Zu besonderem Einfluß und Ansehen gelangten die beiden stark gegensätzlichen Staaten der dorischen Spartaner und der ionischen Athener. Die Spartaner waren wegen ihrer Kriegstüchtigkeit und Tapferkeit geachtet und gefürchtet. Bei den handeltreibenden Athenern entwickelte sich aus der Aristokratie eine Demokratie. Aus dem 50jährigen Kampf mit den Persern gingen die Griechen mächtig und voll Selbstbewußtsein hervor, sie erreichten bald darauf ihre höchste Blüte.

Während die griechischen Wohnhäuser im allgemeinen recht einfach waren, wurden die Tempel, die Wohnstätten der Götter, prächtig ausgestaltet. Anfangs aus Holz gebaut, errichtete man sie in der perikleischen Zeit aus Marmor und bemalte einzelne Teile mit kräftigen Farben, besonders mit Rot, Blau und Gold. Der Tempel öffnete sich nicht der Masse, wie bei den christlichen Kirchen, sondern nur den Priestern. Fast immer hatten die Tempel einen rechteckigen Grundriß. Sie standen auf einem Unterbau von mehreren Stufen, besaßen einen Vorraum, einen Hauptraum mit dem Götterbild und den hinteren Raum, der als Schatzkammer diente.

Der Poseidontempel in Paestum zeigt die klassische Anordnung des griechischen Gotteshauses, auf allen vier Seiten den vollständigen Säulenumgang mit je sechs Säulen an Vorder- und Rückseite und doppelt so vielen Säulen (zwölf plus zwei) an den Längsseiten. Diese Hauptform des Tempels, Peripteros, gab mit der von Säulen getragenen Eingangshalle (Portikus) dem Klassizismus in der Architektur eine neue Wende. Das Kennzeichen des dorischen Stils, die dorische Säule, verleiht den Bauten etwas Würdevolles. Ohne Basis, auf dem Untergrund stehend, ist ihr Kapitel einfach gestaltet. Auch der Parthenon und die Propyleen auf der Akropolis sind im dorischen Stil gebaut.

Im Jahre 1787 suchte Goethe von Neapel aus zusammen mit dem Maler Kniep die von Piranesi meisterhaft dargestellten Tempel von Paestum auf. Zum ersten Mal sah er Originalzeugnisse griechischer Baukunst und schrieb am 17. Mai an Johann Gottfried Herder: "Es ist die letzte, und fast möchte ich sagen herrlichste, Idee, die ich nun nordwärts vollständig mitnehme." Zur ersten Ausgabe seines Reiseberichtes wählte er als Motto: "Auch ich in Arcadien". Arcadien, eine mythische Landschaft, in welcher Götter und Menschen harmonisch zusammenwirken, wurde für den Dichterfürst Goethe das Land, das ihm den höchsten Gewinn an äußerer und innerer Bildung brachte.

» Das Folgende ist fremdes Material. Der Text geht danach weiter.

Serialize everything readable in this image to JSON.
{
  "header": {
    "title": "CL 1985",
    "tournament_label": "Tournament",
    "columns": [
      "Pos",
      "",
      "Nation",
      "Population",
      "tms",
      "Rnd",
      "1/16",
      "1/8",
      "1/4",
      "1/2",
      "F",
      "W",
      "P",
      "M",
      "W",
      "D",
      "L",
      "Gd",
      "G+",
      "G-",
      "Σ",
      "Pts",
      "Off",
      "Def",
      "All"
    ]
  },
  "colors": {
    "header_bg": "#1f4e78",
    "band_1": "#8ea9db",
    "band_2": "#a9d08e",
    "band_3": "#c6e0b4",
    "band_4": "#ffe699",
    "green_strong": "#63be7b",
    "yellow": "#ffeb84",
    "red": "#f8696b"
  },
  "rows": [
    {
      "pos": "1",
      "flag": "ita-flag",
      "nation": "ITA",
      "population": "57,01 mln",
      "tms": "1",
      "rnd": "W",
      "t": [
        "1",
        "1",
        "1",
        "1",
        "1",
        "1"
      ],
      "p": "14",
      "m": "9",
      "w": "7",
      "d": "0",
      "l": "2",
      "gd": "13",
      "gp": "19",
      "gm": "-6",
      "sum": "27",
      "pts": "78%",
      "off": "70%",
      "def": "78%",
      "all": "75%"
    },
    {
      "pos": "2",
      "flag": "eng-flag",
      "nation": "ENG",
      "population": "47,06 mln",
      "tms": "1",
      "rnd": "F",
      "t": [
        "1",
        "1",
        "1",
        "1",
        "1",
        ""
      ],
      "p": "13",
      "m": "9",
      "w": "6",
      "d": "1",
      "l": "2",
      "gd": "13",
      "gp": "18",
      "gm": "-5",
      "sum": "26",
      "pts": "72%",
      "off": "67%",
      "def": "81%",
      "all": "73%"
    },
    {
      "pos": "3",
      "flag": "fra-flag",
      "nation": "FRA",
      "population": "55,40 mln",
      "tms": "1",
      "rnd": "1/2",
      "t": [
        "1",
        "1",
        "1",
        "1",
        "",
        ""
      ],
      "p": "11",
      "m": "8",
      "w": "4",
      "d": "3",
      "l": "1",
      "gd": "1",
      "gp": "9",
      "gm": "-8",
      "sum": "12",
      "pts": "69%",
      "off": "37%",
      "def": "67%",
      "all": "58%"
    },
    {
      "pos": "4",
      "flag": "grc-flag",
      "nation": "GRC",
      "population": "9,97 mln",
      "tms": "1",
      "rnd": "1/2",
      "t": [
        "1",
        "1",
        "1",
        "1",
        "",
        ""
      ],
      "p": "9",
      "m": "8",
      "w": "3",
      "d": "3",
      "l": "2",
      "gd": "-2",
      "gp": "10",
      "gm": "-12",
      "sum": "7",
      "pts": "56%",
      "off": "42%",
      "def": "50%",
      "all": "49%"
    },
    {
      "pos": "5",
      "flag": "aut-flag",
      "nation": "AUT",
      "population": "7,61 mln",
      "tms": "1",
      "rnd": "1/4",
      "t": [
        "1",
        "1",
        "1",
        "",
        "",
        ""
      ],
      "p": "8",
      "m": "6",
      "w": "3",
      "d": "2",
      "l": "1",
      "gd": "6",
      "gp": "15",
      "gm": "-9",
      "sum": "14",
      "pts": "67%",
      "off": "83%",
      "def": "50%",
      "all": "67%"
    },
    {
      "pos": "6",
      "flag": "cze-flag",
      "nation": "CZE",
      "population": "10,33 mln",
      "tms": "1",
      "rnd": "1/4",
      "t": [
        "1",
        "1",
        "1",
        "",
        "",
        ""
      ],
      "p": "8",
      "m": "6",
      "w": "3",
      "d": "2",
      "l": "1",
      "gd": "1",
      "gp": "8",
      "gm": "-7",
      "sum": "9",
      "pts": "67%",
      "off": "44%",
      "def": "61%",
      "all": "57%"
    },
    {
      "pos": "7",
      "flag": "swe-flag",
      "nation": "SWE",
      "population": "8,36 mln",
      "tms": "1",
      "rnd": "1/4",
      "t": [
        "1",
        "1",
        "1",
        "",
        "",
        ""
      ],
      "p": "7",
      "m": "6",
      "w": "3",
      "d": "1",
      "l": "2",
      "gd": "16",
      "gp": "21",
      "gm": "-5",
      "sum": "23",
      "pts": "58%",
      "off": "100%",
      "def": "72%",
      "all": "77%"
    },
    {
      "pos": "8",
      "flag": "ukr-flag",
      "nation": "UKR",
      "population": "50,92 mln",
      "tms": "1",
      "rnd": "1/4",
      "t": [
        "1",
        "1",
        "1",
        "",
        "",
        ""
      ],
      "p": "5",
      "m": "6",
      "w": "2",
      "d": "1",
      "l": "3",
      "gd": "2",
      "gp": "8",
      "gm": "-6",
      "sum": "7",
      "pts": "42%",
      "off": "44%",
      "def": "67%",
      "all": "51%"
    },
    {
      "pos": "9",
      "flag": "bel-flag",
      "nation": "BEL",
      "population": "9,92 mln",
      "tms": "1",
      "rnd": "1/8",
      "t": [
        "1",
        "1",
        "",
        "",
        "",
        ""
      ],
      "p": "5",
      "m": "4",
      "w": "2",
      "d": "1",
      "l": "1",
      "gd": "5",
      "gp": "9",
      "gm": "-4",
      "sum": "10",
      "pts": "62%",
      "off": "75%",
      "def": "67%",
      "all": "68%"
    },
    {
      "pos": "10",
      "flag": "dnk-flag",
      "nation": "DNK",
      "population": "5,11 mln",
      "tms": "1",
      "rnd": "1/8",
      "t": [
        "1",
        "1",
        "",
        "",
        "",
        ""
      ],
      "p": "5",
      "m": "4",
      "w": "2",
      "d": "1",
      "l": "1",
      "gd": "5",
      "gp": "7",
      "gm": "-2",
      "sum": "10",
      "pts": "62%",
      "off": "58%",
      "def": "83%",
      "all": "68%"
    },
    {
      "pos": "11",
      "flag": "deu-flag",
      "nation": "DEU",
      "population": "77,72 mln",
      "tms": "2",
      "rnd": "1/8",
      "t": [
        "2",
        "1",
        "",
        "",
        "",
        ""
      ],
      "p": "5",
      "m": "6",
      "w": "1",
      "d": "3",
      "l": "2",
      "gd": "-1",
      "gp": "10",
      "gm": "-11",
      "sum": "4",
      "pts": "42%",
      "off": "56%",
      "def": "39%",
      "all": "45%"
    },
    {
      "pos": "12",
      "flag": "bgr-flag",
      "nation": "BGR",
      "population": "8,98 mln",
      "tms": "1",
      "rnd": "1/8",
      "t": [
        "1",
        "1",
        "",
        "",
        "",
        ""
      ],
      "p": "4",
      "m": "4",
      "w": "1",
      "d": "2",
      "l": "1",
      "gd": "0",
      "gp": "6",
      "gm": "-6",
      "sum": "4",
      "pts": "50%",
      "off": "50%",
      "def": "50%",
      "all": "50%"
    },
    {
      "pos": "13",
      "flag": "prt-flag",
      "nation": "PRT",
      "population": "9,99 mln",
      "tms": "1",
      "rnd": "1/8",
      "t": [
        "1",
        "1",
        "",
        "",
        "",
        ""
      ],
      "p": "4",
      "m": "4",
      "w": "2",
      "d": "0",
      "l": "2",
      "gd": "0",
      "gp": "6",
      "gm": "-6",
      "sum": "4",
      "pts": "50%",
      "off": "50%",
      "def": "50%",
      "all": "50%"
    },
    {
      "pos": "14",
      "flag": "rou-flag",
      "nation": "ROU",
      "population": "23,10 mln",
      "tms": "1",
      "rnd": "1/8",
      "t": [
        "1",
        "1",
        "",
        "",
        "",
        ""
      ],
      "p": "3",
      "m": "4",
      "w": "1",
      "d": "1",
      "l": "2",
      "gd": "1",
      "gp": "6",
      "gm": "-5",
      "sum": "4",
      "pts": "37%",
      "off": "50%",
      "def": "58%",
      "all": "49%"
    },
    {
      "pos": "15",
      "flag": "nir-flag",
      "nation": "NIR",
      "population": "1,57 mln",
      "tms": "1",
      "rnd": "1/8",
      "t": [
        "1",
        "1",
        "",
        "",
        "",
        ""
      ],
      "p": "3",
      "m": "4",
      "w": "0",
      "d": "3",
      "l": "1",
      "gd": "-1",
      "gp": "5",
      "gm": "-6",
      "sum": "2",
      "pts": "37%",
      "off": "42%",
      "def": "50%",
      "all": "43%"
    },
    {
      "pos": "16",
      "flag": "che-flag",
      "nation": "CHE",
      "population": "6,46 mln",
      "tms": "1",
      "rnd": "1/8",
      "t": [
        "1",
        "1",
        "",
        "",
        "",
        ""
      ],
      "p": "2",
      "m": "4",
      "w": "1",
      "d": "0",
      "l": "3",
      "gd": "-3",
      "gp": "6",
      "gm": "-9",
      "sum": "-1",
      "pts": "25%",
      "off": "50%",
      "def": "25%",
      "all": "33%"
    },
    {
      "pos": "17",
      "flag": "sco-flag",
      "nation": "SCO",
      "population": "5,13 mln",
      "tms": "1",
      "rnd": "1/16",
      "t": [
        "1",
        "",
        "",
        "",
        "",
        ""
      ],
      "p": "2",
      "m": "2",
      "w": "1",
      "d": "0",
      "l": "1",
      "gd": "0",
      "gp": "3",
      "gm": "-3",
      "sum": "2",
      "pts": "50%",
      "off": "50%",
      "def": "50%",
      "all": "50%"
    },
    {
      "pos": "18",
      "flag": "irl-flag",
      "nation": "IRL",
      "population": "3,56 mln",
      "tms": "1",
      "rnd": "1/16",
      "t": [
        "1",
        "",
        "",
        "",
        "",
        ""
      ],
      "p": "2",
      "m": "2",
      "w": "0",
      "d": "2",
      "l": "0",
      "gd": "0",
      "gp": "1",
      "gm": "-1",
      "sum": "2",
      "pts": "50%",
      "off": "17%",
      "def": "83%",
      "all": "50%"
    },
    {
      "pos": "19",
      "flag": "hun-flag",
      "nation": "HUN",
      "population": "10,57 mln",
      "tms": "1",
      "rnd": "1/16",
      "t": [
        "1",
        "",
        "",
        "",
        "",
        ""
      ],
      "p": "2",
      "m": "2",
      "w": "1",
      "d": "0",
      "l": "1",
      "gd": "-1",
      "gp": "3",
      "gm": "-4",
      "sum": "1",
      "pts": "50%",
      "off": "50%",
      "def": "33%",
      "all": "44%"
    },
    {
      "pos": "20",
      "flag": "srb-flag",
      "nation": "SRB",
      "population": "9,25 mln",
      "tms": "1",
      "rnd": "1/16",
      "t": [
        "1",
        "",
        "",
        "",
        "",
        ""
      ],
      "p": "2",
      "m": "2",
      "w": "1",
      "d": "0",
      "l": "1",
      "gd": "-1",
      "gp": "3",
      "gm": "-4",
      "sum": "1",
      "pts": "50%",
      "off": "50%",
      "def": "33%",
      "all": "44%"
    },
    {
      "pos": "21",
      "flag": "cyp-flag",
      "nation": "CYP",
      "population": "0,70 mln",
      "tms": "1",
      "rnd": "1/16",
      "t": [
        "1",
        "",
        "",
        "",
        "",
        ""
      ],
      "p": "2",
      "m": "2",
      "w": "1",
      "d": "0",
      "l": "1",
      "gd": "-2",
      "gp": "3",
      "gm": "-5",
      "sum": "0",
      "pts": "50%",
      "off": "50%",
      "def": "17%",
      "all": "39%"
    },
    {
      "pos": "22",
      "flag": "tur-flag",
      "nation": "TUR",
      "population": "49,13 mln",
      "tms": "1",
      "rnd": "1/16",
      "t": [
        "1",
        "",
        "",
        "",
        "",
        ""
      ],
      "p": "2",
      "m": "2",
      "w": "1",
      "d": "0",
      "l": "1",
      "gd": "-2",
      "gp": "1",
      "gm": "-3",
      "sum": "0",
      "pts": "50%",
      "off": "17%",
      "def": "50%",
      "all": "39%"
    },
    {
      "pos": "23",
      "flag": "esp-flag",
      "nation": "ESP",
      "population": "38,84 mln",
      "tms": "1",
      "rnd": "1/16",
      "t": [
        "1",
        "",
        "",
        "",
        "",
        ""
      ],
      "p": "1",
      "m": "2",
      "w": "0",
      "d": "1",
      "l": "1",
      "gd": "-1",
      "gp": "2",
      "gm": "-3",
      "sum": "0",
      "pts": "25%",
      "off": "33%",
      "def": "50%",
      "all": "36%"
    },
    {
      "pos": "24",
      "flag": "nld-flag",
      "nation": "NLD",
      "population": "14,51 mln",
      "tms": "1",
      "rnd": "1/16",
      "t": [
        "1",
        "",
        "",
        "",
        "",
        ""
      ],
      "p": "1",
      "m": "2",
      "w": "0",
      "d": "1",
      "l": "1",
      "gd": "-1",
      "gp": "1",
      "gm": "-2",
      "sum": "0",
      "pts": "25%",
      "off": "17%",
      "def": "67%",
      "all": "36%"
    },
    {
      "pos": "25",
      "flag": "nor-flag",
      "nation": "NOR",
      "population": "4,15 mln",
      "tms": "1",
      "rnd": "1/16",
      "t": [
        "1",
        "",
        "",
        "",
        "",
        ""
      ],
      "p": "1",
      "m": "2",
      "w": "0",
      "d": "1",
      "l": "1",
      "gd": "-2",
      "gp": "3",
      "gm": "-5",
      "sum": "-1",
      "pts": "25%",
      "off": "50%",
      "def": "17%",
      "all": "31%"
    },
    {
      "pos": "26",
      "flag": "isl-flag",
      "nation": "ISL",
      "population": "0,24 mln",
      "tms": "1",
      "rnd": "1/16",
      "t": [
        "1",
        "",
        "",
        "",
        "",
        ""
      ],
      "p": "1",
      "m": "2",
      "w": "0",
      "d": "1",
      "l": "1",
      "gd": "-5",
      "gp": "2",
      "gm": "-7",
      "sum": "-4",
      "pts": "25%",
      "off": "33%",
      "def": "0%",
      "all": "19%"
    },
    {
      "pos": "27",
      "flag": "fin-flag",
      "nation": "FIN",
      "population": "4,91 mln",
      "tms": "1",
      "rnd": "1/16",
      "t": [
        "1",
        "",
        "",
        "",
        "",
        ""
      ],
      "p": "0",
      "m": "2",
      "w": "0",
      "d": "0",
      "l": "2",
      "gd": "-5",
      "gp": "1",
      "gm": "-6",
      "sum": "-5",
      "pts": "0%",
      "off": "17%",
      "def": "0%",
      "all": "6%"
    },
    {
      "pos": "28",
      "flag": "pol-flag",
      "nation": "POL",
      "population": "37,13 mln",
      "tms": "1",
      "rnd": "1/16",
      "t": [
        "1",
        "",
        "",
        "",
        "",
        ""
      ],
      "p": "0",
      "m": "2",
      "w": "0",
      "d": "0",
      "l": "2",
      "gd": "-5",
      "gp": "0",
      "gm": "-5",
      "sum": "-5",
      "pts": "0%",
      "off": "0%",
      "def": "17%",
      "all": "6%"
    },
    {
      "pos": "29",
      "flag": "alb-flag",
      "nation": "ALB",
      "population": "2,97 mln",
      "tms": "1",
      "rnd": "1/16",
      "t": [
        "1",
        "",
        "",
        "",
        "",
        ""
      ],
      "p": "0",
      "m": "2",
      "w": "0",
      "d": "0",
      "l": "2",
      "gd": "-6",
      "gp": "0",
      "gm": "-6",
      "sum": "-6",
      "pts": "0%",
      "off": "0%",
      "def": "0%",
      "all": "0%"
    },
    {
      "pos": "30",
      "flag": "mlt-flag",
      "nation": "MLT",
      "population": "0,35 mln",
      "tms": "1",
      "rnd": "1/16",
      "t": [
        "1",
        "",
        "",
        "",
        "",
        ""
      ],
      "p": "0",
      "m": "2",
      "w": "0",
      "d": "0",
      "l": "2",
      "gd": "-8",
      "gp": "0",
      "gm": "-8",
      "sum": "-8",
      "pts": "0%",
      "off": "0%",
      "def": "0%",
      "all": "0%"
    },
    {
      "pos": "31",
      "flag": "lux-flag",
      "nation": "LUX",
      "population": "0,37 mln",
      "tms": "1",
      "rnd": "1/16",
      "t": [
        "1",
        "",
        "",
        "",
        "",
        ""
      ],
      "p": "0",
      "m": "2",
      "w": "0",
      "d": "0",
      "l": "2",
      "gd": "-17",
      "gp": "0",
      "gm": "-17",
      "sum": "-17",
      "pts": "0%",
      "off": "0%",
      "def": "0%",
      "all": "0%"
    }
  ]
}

Deutlich zeichnen sich zwischen dem 18. und 19. Jahrhundert zwei Epochen des Reisens ab, den Kaveliers- und Bildungsreisen folgen die wissenschaftlichen Reisen. Johann J. Winckelmann, der die antiken Kunstwerke in einen großen kunstgeschichtlichen Zusammenhang einordnete, gilt als Begründer der neueren Archäologie. Seine Auffassung vom Wesen der griechischen Kunst als "edle Einfalt und stille Größe" findet durch die Zeugnisse der intensiven Beschäftigung führender Baumeister mit den drei berühmten Tempeln von Paestum ihre Anerkennung und kann an den von Dieter Cöllen in den Jahren 1996/99 angefertigten Korkmodellen des Poseidon-, Hera- und Athenatempels bestens begutachtet werden. Bis heute ist die Forschung noch nicht abgeschlossen.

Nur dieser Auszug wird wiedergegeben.